Tudo começou quando me cadastrei no extinto Uol K. Coloquei fotos minhas lá e logo começaram a chamar a atenção. As pessoas entravam em contato, faziam comentários e comecei a trocar emails com gente interessada em algo mais. Até que um dia aconteceu...
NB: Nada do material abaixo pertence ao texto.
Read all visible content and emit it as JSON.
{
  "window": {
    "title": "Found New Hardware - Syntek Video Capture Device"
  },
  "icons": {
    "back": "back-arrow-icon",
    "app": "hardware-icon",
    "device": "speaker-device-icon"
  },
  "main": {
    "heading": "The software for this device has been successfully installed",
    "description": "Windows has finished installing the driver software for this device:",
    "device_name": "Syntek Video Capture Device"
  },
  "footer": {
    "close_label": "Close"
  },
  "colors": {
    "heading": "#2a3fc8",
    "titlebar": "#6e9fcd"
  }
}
Um cara, ou melhor, um coroa, se interessou por mim. No começo não dei muita corda, mas ele insistiu, disse que viu minhas fotos, gostou da minha bundinha e queria me conhecer. Depois de mais de dois meses da minha última trepada com o Saulo, acabei cedendo. Estava doidinha pra dar de novo. Combinamos de nos encontrar no estacionamento de um shopping. Antes de sair de casa, fiz a higiene íntima. Fui à paisana, é claro. Pelo celular fui seguindo as coordenadas até que o encontrei. De início estava bem tensa. Sei que a chance de que ele fosse alguém conhecido era pequena, mas acidentes acontecem. Para meu alívio não era ninguém conhecido. Entrei no seu carro e agora meu medo era que ele fosse um tarado com más intenções. Mas logo começamos a conversar e fui me descontraindo.
 
- Você não parece a mesma da foto.
- Espere e verá.
Ele não era exatamente um coroa, talvez um pouco acabado para a idade dele. Mas como eu sempre digo o que conta mesmo é uma boa cantada. Então ele começou a contar que gostava muito de cdzinhas e já tinha até namorado uma. Elas sabem como seduzir um homem, dizia ele. E nem é preciso muito, basta vestir a roupa certa. Fiquei me perguntando se eu tinha trazido a roupa certa. Mas ele era muito bom de conversa, enfim, Tanto é que tinha conseguido tirar a Leyla de casa.
 
Chegamos no motel, fui para o banheiro me montar. tinha trazido tudo numa mochila. Peruca loura, lisa, maquiagem, brincos (de argola, adooooooro) e colares, sandália plataforma. A roupa em si era simples: shorts jeans bem apertado e curto, calcinha fio dental preta e sutiã preto, camisa branca folgada, mas com um belo decote para realçar meus "seios". Tinha aprendido no You Tube, com a Heidi, a como fazer seios de mentirinha com massa de modelar e meias. Quem saiu do banheiro, meia hora depois, foi a verdadeira Leyla. O coroa estava assistindo pornô, só de camisa e cueca boxer. Já tinha tomado duas cervejas.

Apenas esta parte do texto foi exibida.